The Federal Reserve deliberately creates an inflationary economy, and, as a result, deliberately destroys the wealth of individuals by devaluing any savings they retain. The Federal government frequently makes false claims of helping the economy by injecting currency and credit. But the exact opposite results. As the great economist Ludwig von Mises explained, “All attempts by the authorities to combat rising prices with the full force of the law have come to naught… A general increase in the prices of all goods can only arise as a result of an increase in the money supply.”

Government cannot combat economic natural law. Von Mises discloses that “all economic policy tools are powerless to combat [the results of devaluation of the money supply] as long as long as inflation continues.”[6]  Government and the Federal Reserve are purporting a lie. Von Mises further notes that:

[…] the quantity of money and changes in the money prices of goods and services. If the quantity of money is increased while other conditions remain the same, then the prices of all goods and services will rise. Of course they will not all rise at the same time nor, as was long assumed, in the same proportion as the increase in the quantity of money; but they will rise, and no measure of economic policy is capable of stopping this from happening.[7]

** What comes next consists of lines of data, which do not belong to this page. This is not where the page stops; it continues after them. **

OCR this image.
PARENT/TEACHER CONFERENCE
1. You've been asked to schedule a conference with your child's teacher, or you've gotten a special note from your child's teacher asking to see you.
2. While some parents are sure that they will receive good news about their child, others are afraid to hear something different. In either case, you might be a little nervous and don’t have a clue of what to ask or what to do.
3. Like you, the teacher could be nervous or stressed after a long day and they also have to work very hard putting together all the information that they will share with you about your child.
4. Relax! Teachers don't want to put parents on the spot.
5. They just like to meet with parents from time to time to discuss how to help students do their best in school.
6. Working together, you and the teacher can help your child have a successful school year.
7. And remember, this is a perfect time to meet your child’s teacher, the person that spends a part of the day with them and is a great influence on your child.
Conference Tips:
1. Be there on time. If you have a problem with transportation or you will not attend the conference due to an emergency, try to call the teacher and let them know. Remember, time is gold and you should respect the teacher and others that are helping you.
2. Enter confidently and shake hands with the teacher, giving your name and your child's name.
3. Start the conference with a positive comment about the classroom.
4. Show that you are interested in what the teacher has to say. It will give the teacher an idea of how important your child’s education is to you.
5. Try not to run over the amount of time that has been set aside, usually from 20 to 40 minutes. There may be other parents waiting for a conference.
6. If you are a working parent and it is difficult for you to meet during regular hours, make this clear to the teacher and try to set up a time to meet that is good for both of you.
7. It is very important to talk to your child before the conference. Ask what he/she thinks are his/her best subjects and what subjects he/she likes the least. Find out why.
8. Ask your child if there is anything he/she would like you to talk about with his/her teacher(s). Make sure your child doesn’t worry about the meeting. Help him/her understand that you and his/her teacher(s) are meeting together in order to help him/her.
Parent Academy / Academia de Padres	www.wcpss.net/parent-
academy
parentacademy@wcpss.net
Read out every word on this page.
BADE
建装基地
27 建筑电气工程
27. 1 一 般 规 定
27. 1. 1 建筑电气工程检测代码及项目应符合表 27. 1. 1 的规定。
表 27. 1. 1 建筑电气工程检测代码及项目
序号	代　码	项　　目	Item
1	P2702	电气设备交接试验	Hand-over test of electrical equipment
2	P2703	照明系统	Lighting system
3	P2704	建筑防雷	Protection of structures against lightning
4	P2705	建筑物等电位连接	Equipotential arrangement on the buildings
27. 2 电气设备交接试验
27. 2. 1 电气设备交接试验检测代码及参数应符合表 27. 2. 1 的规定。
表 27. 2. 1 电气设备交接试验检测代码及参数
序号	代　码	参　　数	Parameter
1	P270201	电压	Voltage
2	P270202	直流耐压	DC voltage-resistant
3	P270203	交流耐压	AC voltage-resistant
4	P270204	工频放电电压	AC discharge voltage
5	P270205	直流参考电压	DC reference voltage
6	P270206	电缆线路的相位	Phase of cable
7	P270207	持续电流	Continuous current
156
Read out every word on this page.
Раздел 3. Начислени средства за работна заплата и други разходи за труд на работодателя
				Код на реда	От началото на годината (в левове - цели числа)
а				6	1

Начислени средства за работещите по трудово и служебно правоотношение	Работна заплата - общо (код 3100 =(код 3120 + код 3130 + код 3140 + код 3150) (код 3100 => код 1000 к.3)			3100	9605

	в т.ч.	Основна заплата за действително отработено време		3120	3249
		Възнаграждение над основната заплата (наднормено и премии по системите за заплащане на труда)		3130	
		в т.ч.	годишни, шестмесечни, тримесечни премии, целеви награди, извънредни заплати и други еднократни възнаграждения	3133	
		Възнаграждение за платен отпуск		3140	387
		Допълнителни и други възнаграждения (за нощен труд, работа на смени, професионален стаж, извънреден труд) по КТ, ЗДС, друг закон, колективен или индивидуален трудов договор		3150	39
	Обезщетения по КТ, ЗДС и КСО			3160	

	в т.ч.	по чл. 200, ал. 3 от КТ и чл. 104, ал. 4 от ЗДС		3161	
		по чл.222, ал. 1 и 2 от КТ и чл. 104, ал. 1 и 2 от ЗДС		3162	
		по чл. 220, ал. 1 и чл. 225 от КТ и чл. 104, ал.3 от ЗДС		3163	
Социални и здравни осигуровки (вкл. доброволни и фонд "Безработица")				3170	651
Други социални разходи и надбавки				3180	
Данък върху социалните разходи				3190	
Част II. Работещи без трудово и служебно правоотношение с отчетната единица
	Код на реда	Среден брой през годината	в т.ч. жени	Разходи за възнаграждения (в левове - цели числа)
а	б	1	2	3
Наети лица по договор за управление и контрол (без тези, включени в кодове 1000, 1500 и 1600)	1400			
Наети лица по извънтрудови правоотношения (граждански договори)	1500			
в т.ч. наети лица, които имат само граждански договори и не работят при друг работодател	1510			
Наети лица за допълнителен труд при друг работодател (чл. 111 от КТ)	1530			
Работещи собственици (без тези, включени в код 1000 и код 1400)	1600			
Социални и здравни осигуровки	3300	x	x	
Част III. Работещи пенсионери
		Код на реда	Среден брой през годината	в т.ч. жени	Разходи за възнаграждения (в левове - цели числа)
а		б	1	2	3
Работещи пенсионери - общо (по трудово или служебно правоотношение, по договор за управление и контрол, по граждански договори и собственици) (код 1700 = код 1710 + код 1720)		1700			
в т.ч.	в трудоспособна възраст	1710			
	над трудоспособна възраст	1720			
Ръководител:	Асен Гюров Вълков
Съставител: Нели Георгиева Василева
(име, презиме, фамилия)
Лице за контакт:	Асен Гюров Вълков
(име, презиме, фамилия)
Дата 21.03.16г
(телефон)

[1] Thomas E. Woods, Jr., October 8, 2009, “Warren Harding and the Forgotten Depression of 1920,” The Intercollegiate Review, Fall 2009 Issue, p. 23.

[2] Joint Economic Committee, June 18, 1982, “The Mellon and Kennedy Tax Cuts:  A Review and Analysis,” (Washington, D.C., U.S Government Printing Office: Congress of the United States, 97th Congress, 2d Session), pp. 7-8.  Also see Table 2 on p. 8.

[3] Joint Economic Committee, June 18, 1982, “The Mellon and Kennedy Tax Cuts:  A Review and Analysis,” (Washington, D.C., U.S Government Printing Office: Congress of the United States, 97th Congress, 2d Session), p. 8.

[4] The Federal Reserve Act was an Act of Congress and signed into law by Woodrow Wilson on December 23, 1913.

[5] U.S. Congress, December 23, 1913, Federal Reserve Act [H.R. 7837: Public-No. 43-63D Congress], p. 1.  [http://www.llsdc.org/attachments/files/105/FRA-LH-PL63-43.pdf].  Also see Clarence Walker Barron, 1914, The Federal Reserve Act, p. 151.

[6] Ludwig von Mises, Richard M. Ebeling, ed., 2012, “Inflation (Summer 1918),” Selected Writings of Ludwig von Mises, Vol 1, (Liberty Fund: Indianapolis, IN), pp. 210-211.

[7] Ludwig von Mises, Richard M. Ebeling, ed., 2012, “Monetary Devaluation and the National Budget (October 5, 1919),” Selected Writings of Ludwig von Mises, Vol 1, (Liberty Fund: Indianapolis, IN), p. 235, emphasis added.